The Church’s liturgy does not re-enact past events but is rather a living encounter with the whole mystery of Jesus’ incarnation, ministry, death and resurrection to glory. The proclamation of the story of Christ’s triumphant entry into Jerusalem, waving branches and processing together as a pilgrim people are ritual actions which help us call to mind a key event in our salvation history.
By participating in the Commemoration of the Lord’s Entrance into Jerusalem, we symbolise our commitment to complete the initial victory that Christ has won. We joyfully join ourselves to Christ, making his passion our own. We share in his suffering so that we may share in his glory.
The readings and prayers set down for Palm Sunday clearly proclaim that, just as there is no cross without the resurrection, there is no resurrection without the cross.
The term “Triduum” refers to the period of three days starting on Holy Thursday evening, continuing through Good Friday and Holy Saturday and ending with Mass or evening prayer on Easter Sunday evening.
Key liturgical celebrations of the Triduum are the Mass of the Lord’s Supper, the Passion of the Lord on Good Friday and the Easter Vigil in the Holy Night.
Busy people may be tempted to attend just one of these, perhaps Good Friday because of the moving veneration of the cross, or the Easter Vigil because it’s the main celebration of the period, although it starts later than the normal Saturday evening Mass and lasts much longer!
But to miss any of the three liturgies of the Easter Triduum is like missing one act of a three-act play. The Triduum is really one three-day-long liturgy. This is illustrated clearly when we consider how the liturgies of this period begin and end.
The Mass on Holy Thursday evening begins in the usual way, but there is no blessing or dismissal at the end. Instead there is a procession of the Blessed Sacrament to the place of reservation. People depart in silence. The Good Friday liturgy begins with a silent procession, a period of silent prayer, and the opening prayer. It finishes with the prayer over the people. Again there is no final blessing or dismissal and people depart in silence.
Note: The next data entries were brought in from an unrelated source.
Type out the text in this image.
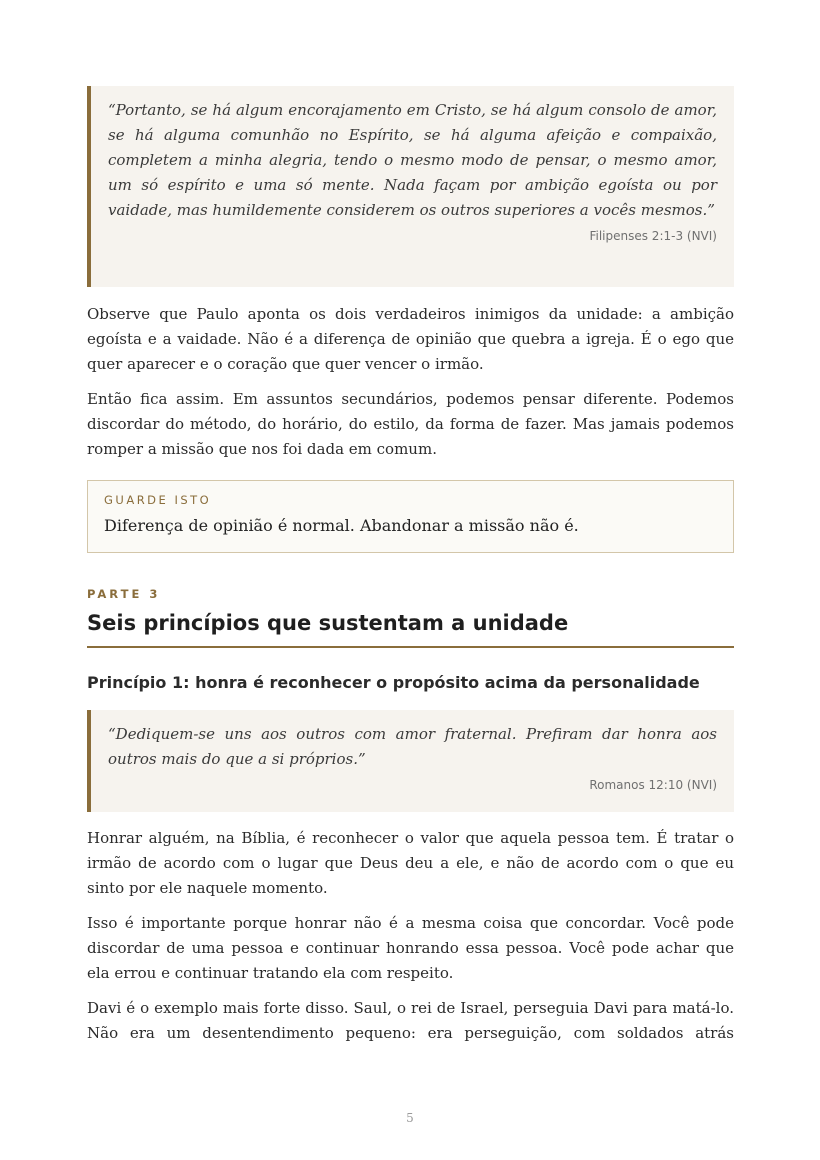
“Portanto, se há algum encorajamento em Cristo, se há algum consolo de amor, se há alguma comunhão no Espírito, se há alguma afeição e compaixão, completem a minha alegria, tendo o mesmo modo de pensar, o mesmo amor, um só espírito e uma só mente. Nada façam por ambição egoísta ou por vaidade, mas humildemente considerem os outros superiores a vocês mesmos.”

Filipenses 2:1-3 (NVI)

Observe que Paulo aponta os dois verdadeiros inimigos da unidade: a ambição egoísta e a vaidade. Não é a diferença de opinião que quebra a igreja. É o ego que quer aparecer e o coração que quer vencer o irmão.

Então fica assim. Em assuntos secundários, podemos pensar diferente. Podemos discordar do método, do horário, do estilo, da forma de fazer. Mas jamais podemos romper a missão que nos foi dada em comum.

GUARDE ISTO

Diferença de opinião é normal. Abandonar a missão não é.

PARTE 3
Seis princípios que sustentam a unidade
Princípio 1: honra é reconhecer o propósito acima da personalidade

“Dediquem-se uns aos outros com amor fraternal. Prefiram dar honra aos outros mais do que a si próprios.”

Romanos 12:10 (NVI)

Honrar alguém, na Bíblia, é reconhecer o valor que aquela pessoa tem. É tratar o irmão de acordo com o lugar que Deus deu a ele, e não de acordo com o que eu sinto por ele naquele momento.

Isso é importante porque honrar não é a mesma coisa que concordar. Você pode discordar de uma pessoa e continuar honrando essa pessoa. Você pode achar que ela errou e continuar tratando ela com respeito.

Davi é o exemplo mais forte disso. Saul, o rei de Israel, perseguia Davi para matá-lo. Não era um desentendimento pequeno: era perseguição, com soldados atrás

5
At the Easter Vigil we gather around a fire in silent darkness for the blessing of the fire and the lighting of the paschal candle. The liturgy concludes with the joyful paschal dismissal “Go in peace, alleluia, alleluia” as we process out to the sounds of the triumphant Easter hymn.
The three-day liturgy, which began with the entrance and greeting on Holy Thursday evening, has moved us from suffering through death to resurrection. The whole Easter mystery is celebrated from a different point of view on each of the three days.